# How recover silver from bleach-fix?



## mariusucastie (Jan 27, 2014)

hello. We looked but I did not figure out how I could recover silver from bleach-fix. I'd like to help if possible with a method. thanks


----------



## butcher (Jan 27, 2014)

Try these, if you search with different terms you will get different search results, you can try other terms like photographers fixer solution waste...

try a search with fixer and using GSP as author...

electrolytic, or metal replacement of silver from photographer (bleach) fixer solutions.... 

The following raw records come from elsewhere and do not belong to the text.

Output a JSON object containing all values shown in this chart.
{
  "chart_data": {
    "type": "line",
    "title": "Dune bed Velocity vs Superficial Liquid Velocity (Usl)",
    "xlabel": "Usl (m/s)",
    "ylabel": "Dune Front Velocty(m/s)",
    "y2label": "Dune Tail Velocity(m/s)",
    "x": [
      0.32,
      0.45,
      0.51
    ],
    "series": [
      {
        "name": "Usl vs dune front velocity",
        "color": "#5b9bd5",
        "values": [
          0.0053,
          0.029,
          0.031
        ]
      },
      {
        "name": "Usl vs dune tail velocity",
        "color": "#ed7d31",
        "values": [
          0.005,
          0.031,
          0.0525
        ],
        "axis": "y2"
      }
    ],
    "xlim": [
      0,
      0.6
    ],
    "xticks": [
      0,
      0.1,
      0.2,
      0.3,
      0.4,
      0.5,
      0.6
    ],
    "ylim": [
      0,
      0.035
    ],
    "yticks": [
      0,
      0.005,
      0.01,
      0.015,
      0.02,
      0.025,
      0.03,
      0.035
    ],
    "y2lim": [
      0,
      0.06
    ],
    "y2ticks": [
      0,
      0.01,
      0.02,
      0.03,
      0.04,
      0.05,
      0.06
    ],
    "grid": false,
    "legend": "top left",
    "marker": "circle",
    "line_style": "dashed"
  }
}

https://www.google.com/search?hl=en&as_oq=fixer+solutionsilver++bleach+fix+&num=1000&ft=i&as_sitesearch=goldrefiningforum.com&as_qdr=all&as_occt=any

https://www.google.com/#q=silver+recovery+bleach+fixer+solution


----------



## nh6886 (Jan 30, 2014)

Mariusucastie,
Butcher is right there are lots of threads on the subject, but you might try searching for fix or fixer without the hyphen. You can also find Goldsilverpro and Juan Manuel Arcos Frank, both easy to find in the silver section and search user posts from their profile.
One question I might pose is the type of fix you have? 
The fix I normally process is ammonium thiosulfate based from industrial radiography however I think the sodium thiosulfate is more common in photography. Anecdotally I believe the zinc recovery lends its self to the Sodium thiosulfate. That is based on my failure to make that process work and reading here on the forum where others have had nearly identical problems with the ammonium thiosulfate "fix". 
I have very satisfying results recovering the silver as Ag2S then convert that to Silver metal with one of several different methods shared here by the gentlemen mentioned before. I am in search of the best one for me but so far all produce better than 99% silver. This is of course a tribute to the information and helpful advice I have received here on the forum.
If you have any questions after you read up I would be happy to share the limited experience I have.
I enjoy this a great deal I hope it turns out the same for you.

All the Best,
John


----------